Ringing stones are stones that ring like bells when struck by a hammer. The rocks are located in various locations around the world, but the most famous locations located in southeastern Pennsylvania include the Rock Garden (Haycock, Bucks County), Devil's Race Track (Franklin County), others in the Southern Mountains region and Pottsdown, and the Bell Rock Range in Western Australia and in Russia (Kandalaksha, Murmansk Region).

When you hit a rock, you usually expect to hear a dull sound, in extreme cases a click, but not a ringing sound. However, ringing rocks exist in nature: in the Park of ringing rocks on the territory of 128 acres there are huge boulders-a unique natural phenomenon. If you hit any stone with a hammer, it will ring.

American settlers learned about the stones from Native Americans in the 1700s. This ringing is a sound so unexpected that it seems as if the stones are metal and hollow. For many years, the strange phenomenon has baffled scientists and geologists. Several experiments were carried out on the stones, but the nature of the phenomenon remained unclear.

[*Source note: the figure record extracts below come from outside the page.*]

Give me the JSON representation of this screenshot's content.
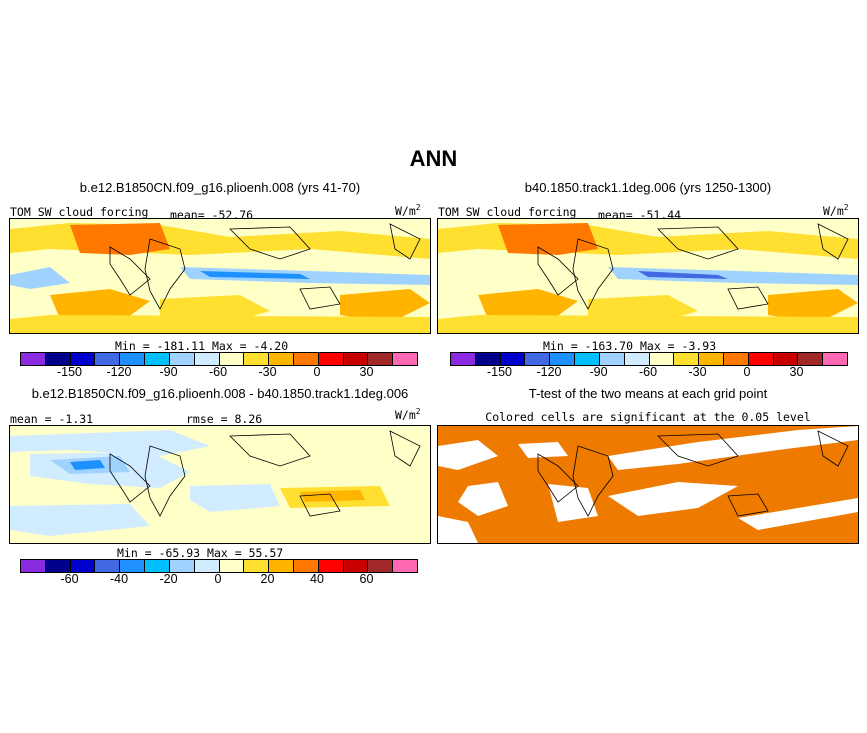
{
  "figure_title": "ANN",
  "panels": {
    "top_left": {
      "title": "b.e12.B1850CN.f09_g16.plioenh.008 (yrs 41-70)",
      "variable": "TOM SW cloud forcing",
      "mean_label": "mean=",
      "mean": "-52.76",
      "units": "W/m",
      "units_exp": "2",
      "min_label": "Min =",
      "min": "-181.11",
      "max_label": "Max =",
      "max": "-4.20"
    },
    "top_right": {
      "title": "b40.1850.track1.1deg.006 (yrs 1250-1300)",
      "variable": "TOM SW cloud forcing",
      "mean_label": "mean=",
      "mean": "-51.44",
      "units": "W/m",
      "units_exp": "2",
      "min_label": "Min =",
      "min": "-163.70",
      "max_label": "Max =",
      "max": "-3.93"
    },
    "bottom_left": {
      "title": "b.e12.B1850CN.f09_g16.plioenh.008 - b40.1850.track1.1deg.006",
      "mean_label": "mean =",
      "mean": "-1.31",
      "rmse_label": "rmse =",
      "rmse": "8.26",
      "units": "W/m",
      "units_exp": "2",
      "min_label": "Min =",
      "min": "-65.93",
      "max_label": "Max =",
      "max": "55.57"
    },
    "bottom_right": {
      "title": "T-test of the two means at each grid point",
      "subtitle": "Colored cells are significant at the 0.05 level"
    }
  },
  "colorbars": {
    "absolute": {
      "colors": [
        "#8a2be2",
        "#00008b",
        "#0000cd",
        "#4169e1",
        "#1e90ff",
        "#00bfff",
        "#a0d2ff",
        "#d2ecff",
        "#ffffc8",
        "#ffe030",
        "#ffb400",
        "#ff7800",
        "#ff0000",
        "#c80000",
        "#a02828",
        "#ff69b4"
      ],
      "labels": [
        "-150",
        "-120",
        "-90",
        "-60",
        "-30",
        "0",
        "30"
      ]
    },
    "difference": {
      "colors": [
        "#8a2be2",
        "#00008b",
        "#0000cd",
        "#4169e1",
        "#1e90ff",
        "#00bfff",
        "#a0d2ff",
        "#d2ecff",
        "#ffffc8",
        "#ffe030",
        "#ffb400",
        "#ff7800",
        "#ff0000",
        "#c80000",
        "#a02828",
        "#ff69b4"
      ],
      "labels": [
        "-60",
        "-40",
        "-20",
        "0",
        "20",
        "40",
        "60"
      ]
    }
  },
  "chart_data": [
    {
      "type": "heatmap",
      "title": "b.e12.B1850CN.f09_g16.plioenh.008 (yrs 41-70)",
      "variable": "TOM SW cloud forcing",
      "units": "W/m2",
      "mean": -52.76,
      "min": -181.11,
      "max": -4.2,
      "levels": [
        -165,
        -150,
        -135,
        -120,
        -105,
        -90,
        -75,
        -60,
        -45,
        -30,
        -15,
        0,
        15,
        30,
        45
      ]
    },
    {
      "type": "heatmap",
      "title": "b40.1850.track1.1deg.006 (yrs 1250-1300)",
      "variable": "TOM SW cloud forcing",
      "units": "W/m2",
      "mean": -51.44,
      "min": -163.7,
      "max": -3.93,
      "levels": [
        -165,
        -150,
        -135,
        -120,
        -105,
        -90,
        -75,
        -60,
        -45,
        -30,
        -15,
        0,
        15,
        30,
        45
      ]
    },
    {
      "type": "heatmap",
      "title": "b.e12.B1850CN.f09_g16.plioenh.008 - b40.1850.track1.1deg.006",
      "units": "W/m2",
      "mean": -1.31,
      "rmse": 8.26,
      "min": -65.93,
      "max": 55.57,
      "levels": [
        -70,
        -60,
        -50,
        -40,
        -30,
        -20,
        -10,
        0,
        10,
        20,
        30,
        40,
        50,
        60,
        70
      ]
    },
    {
      "type": "heatmap",
      "title": "T-test of the two means at each grid point",
      "subtitle": "Colored cells are significant at the 0.05 level",
      "significance_level": 0.05
    }
  ]
}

Pennsylvania geologist Richard Faas examined several rocks in a laboratory in 1965.

He found that when struck, each individual stone produces a sound at low frequencies that the human ear does not perceive, but several stones interact with each other, and this sound a person is already able to hear. The rocks are made up of a volcanic substance called diabase. There is nothing special about it: it is a mixture of ironstone and other hard rocks, like all stones. Some scientists believe that the ringing is responsible for the pressure of the rock inside the stones.

There is another oddity. Most of the stone fields arise from the fact that the mountain is destroyed, and a landslide comes down. The ringing stones, however, are not at the foot of the mountain or even on the slope, but at the very top. There were never any glaciers here. How the stones got to the top of the mountain remains a mystery.

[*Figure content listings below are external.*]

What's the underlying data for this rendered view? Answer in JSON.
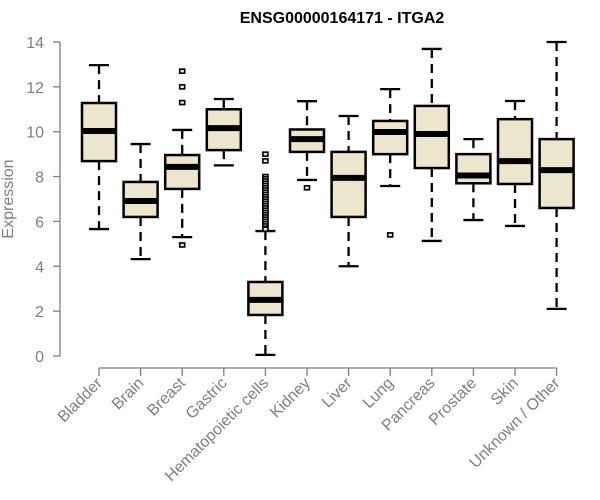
{
  "chart_data": {
    "type": "boxplot",
    "title": "ENSG00000164171 - ITGA2",
    "xlabel": "",
    "ylabel": "Expression",
    "ylim": [
      0,
      14
    ],
    "yticks": [
      0,
      2,
      4,
      6,
      8,
      10,
      12,
      14
    ],
    "grid": false,
    "legend": "none",
    "colors": {
      "box_fill": "#ece6cd",
      "box_stroke": "#000000",
      "axis": "#7f7f7f",
      "title": "#000000"
    },
    "categories": [
      "Bladder",
      "Brain",
      "Breast",
      "Gastric",
      "Hematopoietic cells",
      "Kidney",
      "Liver",
      "Lung",
      "Pancreas",
      "Prostate",
      "Skin",
      "Unknown / Other"
    ],
    "series": [
      {
        "name": "Bladder",
        "whisker_low": 5.66,
        "q1": 8.69,
        "median": 10.03,
        "q3": 11.28,
        "whisker_high": 12.97,
        "outliers": []
      },
      {
        "name": "Brain",
        "whisker_low": 4.32,
        "q1": 6.2,
        "median": 6.91,
        "q3": 7.76,
        "whisker_high": 9.45,
        "outliers": []
      },
      {
        "name": "Breast",
        "whisker_low": 5.3,
        "q1": 7.45,
        "median": 8.43,
        "q3": 8.96,
        "whisker_high": 10.08,
        "outliers": [
          12.7,
          12.0,
          11.3,
          4.95
        ]
      },
      {
        "name": "Gastric",
        "whisker_low": 8.5,
        "q1": 9.18,
        "median": 10.16,
        "q3": 11.0,
        "whisker_high": 11.46,
        "outliers": []
      },
      {
        "name": "Hematopoietic cells",
        "whisker_low": 0.05,
        "q1": 1.83,
        "median": 2.5,
        "q3": 3.3,
        "whisker_high": 5.57,
        "outliers": [
          9.0,
          8.7,
          8.0,
          7.9,
          7.8,
          7.7,
          7.6,
          7.5,
          7.4,
          7.3,
          7.2,
          7.1,
          7.0,
          6.9,
          6.8,
          6.7,
          6.6,
          6.5,
          6.4,
          6.3,
          6.2,
          6.1,
          6.0,
          5.9,
          5.8,
          5.7,
          5.65
        ]
      },
      {
        "name": "Kidney",
        "whisker_low": 7.85,
        "q1": 9.1,
        "median": 9.67,
        "q3": 10.1,
        "whisker_high": 11.36,
        "outliers": [
          7.5
        ]
      },
      {
        "name": "Liver",
        "whisker_low": 4.0,
        "q1": 6.2,
        "median": 7.94,
        "q3": 9.1,
        "whisker_high": 10.7,
        "outliers": []
      },
      {
        "name": "Lung",
        "whisker_low": 7.58,
        "q1": 9.0,
        "median": 9.99,
        "q3": 10.48,
        "whisker_high": 11.9,
        "outliers": [
          5.4
        ]
      },
      {
        "name": "Pancreas",
        "whisker_low": 5.13,
        "q1": 8.38,
        "median": 9.9,
        "q3": 11.15,
        "whisker_high": 13.69,
        "outliers": []
      },
      {
        "name": "Prostate",
        "whisker_low": 6.06,
        "q1": 7.7,
        "median": 8.05,
        "q3": 9.0,
        "whisker_high": 9.67,
        "outliers": []
      },
      {
        "name": "Skin",
        "whisker_low": 5.8,
        "q1": 7.67,
        "median": 8.69,
        "q3": 10.56,
        "whisker_high": 11.37,
        "outliers": []
      },
      {
        "name": "Unknown / Other",
        "whisker_low": 2.1,
        "q1": 6.6,
        "median": 8.29,
        "q3": 9.67,
        "whisker_high": 14.0,
        "outliers": []
      }
    ]
  }
}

There is also almost no vegetation or animals in this area — not even insects live among the ringing stones. Some people claim that compasses stop working in this place, but no traces of high background radiation, abnormal magnetic fields or strange electromagnetic activity have been found here.

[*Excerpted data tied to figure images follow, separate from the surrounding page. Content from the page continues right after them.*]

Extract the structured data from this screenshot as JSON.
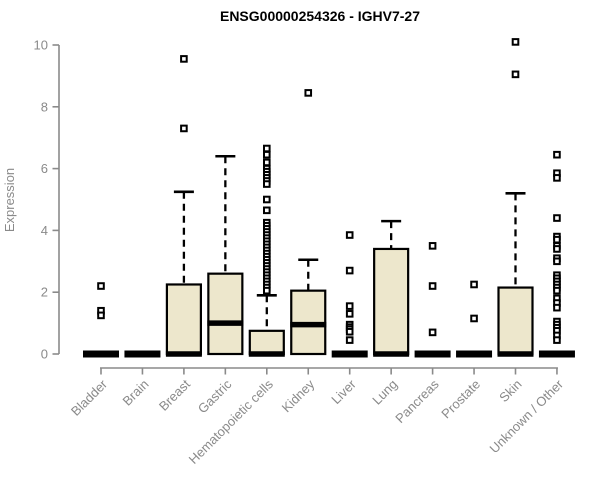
{
  "chart_data": {
    "type": "boxplot",
    "title": "ENSG00000254326 - IGHV7-27",
    "xlabel": "",
    "ylabel": "Expression",
    "ylim": [
      0,
      10
    ],
    "yticks": [
      0,
      2,
      4,
      6,
      8,
      10
    ],
    "grid": false,
    "legend": null,
    "categories": [
      "Bladder",
      "Brain",
      "Breast",
      "Gastric",
      "Hematopoietic cells",
      "Kidney",
      "Liver",
      "Lung",
      "Pancreas",
      "Prostate",
      "Skin",
      "Unknown / Other"
    ],
    "series": [
      {
        "category": "Bladder",
        "q1": 0,
        "median": 0,
        "q3": 0,
        "whisker_low": 0,
        "whisker_high": 0,
        "outliers": [
          2.2,
          1.4,
          1.25
        ]
      },
      {
        "category": "Brain",
        "q1": 0,
        "median": 0,
        "q3": 0,
        "whisker_low": 0,
        "whisker_high": 0,
        "outliers": []
      },
      {
        "category": "Breast",
        "q1": 0,
        "median": 0,
        "q3": 2.25,
        "whisker_low": 0,
        "whisker_high": 5.25,
        "outliers": [
          9.55,
          7.3
        ]
      },
      {
        "category": "Gastric",
        "q1": 0,
        "median": 1.0,
        "q3": 2.6,
        "whisker_low": 0,
        "whisker_high": 6.4,
        "outliers": []
      },
      {
        "category": "Hematopoietic cells",
        "q1": 0,
        "median": 0,
        "q3": 0.75,
        "whisker_low": 0,
        "whisker_high": 1.9,
        "outliers": [
          6.65,
          6.45,
          6.2,
          6.0,
          5.9,
          5.8,
          5.7,
          5.6,
          5.5,
          5.0,
          4.65,
          4.25,
          4.15,
          4.05,
          3.95,
          3.85,
          3.75,
          3.65,
          3.55,
          3.45,
          3.35,
          3.25,
          3.15,
          3.05,
          2.95,
          2.85,
          2.75,
          2.65,
          2.55,
          2.45,
          2.35,
          2.25,
          2.15,
          2.05
        ]
      },
      {
        "category": "Kidney",
        "q1": 0,
        "median": 0.95,
        "q3": 2.05,
        "whisker_low": 0,
        "whisker_high": 3.05,
        "outliers": [
          8.45
        ]
      },
      {
        "category": "Liver",
        "q1": 0,
        "median": 0,
        "q3": 0,
        "whisker_low": 0,
        "whisker_high": 0,
        "outliers": [
          3.85,
          2.7,
          1.55,
          1.3,
          0.95,
          0.87,
          0.8,
          0.72,
          0.45
        ]
      },
      {
        "category": "Lung",
        "q1": 0,
        "median": 0,
        "q3": 3.4,
        "whisker_low": 0,
        "whisker_high": 4.3,
        "outliers": []
      },
      {
        "category": "Pancreas",
        "q1": 0,
        "median": 0,
        "q3": 0,
        "whisker_low": 0,
        "whisker_high": 0,
        "outliers": [
          3.5,
          2.2,
          0.7
        ]
      },
      {
        "category": "Prostate",
        "q1": 0,
        "median": 0,
        "q3": 0,
        "whisker_low": 0,
        "whisker_high": 0,
        "outliers": [
          2.25,
          1.15
        ]
      },
      {
        "category": "Skin",
        "q1": 0,
        "median": 0,
        "q3": 2.15,
        "whisker_low": 0,
        "whisker_high": 5.2,
        "outliers": [
          10.1,
          9.05
        ]
      },
      {
        "category": "Unknown / Other",
        "q1": 0,
        "median": 0,
        "q3": 0,
        "whisker_low": 0,
        "whisker_high": 0,
        "outliers": [
          6.45,
          5.85,
          5.7,
          4.4,
          3.8,
          3.7,
          3.5,
          3.4,
          3.1,
          3.0,
          2.55,
          2.45,
          2.35,
          2.25,
          2.15,
          2.05,
          1.8,
          1.65,
          1.5,
          1.05,
          0.95,
          0.85,
          0.75,
          0.6,
          0.45
        ]
      }
    ],
    "colors": {
      "box_fill": "#EDE7CC",
      "box_border": "#000000",
      "median": "#000000",
      "whisker": "#000000",
      "outlier_stroke": "#000000",
      "outlier_fill": "#ffffff",
      "axis": "#8a8a8a",
      "tick_label": "#8a8a8a",
      "title": "#000000"
    }
  }
}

Ringing stones in Kandalaksha, Murmansk region, Russia

There is a hair hill in Kandalaksha. It attracts tourists ringing stones — a unique natural object, around which there are legends. There is no exact explanation why if you hit a stone, it makes a thin, pleasant metallic sound.

Scientists believe that it generates microcracks, which are dotted with stones. Because of them, there is a resonance of vibrations and a certain buzzing of the entire monolith. The peoples that inhabited the Kola Peninsula for hundreds of years believed that spirits live in the stones and they are endowed with magical properties. That is why the stones were found on the ancient Sami temple.

During the study, it turned out that the rock of ringing stones contains ultrabasic minerals, in particular, olin, as well as a small percentage of nickel metals. They call it ultrabasite.

Now the stones are under threat. They are destroyed by precipitation and frost, because of which microcracks grow and stones crumble. As well as tourists who are careless about the natural attractions.

Ringing stones are also found in other parts of the world, for example, in Khakassia.